Indian comedian and actor (died 2020)

Marcus Fernandes (unknown – 21 February 2020), known professionally as Comedian Marcus, was an Indian comedian, playwright, director, actor, and singer known for his work in Konkani films and tiatr productions. He began his career as a drummer, co-founding the band Key Notes. Fernandes made his debut on the tiatr stage as a child actor in Tem Tujem. He was particularly known for his humorous one-liners and gestures.

==Early life==
Marcus Fernandes hailed from the ward of Thana in the village of Cortalim in Goa.

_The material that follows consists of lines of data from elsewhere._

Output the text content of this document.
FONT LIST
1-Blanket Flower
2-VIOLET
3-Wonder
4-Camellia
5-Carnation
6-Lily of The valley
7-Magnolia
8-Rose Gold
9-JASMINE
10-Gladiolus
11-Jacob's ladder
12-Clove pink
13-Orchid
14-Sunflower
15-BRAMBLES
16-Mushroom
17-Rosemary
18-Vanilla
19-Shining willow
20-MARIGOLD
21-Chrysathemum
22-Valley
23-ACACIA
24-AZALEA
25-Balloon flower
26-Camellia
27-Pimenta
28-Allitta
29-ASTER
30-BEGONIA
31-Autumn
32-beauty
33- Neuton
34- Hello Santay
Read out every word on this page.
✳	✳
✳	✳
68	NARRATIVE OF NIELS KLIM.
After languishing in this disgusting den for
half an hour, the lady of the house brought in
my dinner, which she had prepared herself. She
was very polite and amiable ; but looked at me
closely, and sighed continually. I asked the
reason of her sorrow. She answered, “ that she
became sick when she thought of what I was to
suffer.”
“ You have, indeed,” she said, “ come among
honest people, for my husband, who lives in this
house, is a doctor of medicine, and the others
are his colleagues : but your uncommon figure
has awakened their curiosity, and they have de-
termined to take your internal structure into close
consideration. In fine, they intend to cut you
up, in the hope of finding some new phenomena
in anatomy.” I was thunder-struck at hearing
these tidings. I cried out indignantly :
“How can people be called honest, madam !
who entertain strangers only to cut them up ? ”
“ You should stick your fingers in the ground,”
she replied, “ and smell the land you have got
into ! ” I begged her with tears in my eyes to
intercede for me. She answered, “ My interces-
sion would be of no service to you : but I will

Despite his parents, Caetano Fernandes and Fransqina D'Silva, not being involved in the realm of tiatr, Fernandes displayed a fervent passion for stage performances. This passion was evident even during his formative years at Our Lady of Perpetual High School in Cortalim, where he actively engaged in school programs, lending his vocal talents to various performances. Furthermore, Marcus's musical prowess extended to playing the drums, as he became a member of Key Notes, a band he co-founded with his close companions.

==Career==
Fernandes first showcased his comedic abilities as a child actor in the tiatr production titled Tem Tujem (That is yours), directed by Sunny de Cortalim. Despite originally portraying a serious character, Fernandes received advice from an experienced individual who recognized his potential to bring laughter to audiences. Encouraged by this feedback, Fernandes joined Anthony de Velsao's troupe for carnival shows, where he honed his comedic skills and established himself as a proficient comedian. JP Pereira of The Navhind Times writes, over a span of more than two decades, Fernandes entertained enthusiasts of Konkani tiatr with his humorous one-liners and gestures. Known for his ability to generate genuine laughter without resorting to vulgarity, Fernandes collaborated with esteemed directors within the Konkani theater community.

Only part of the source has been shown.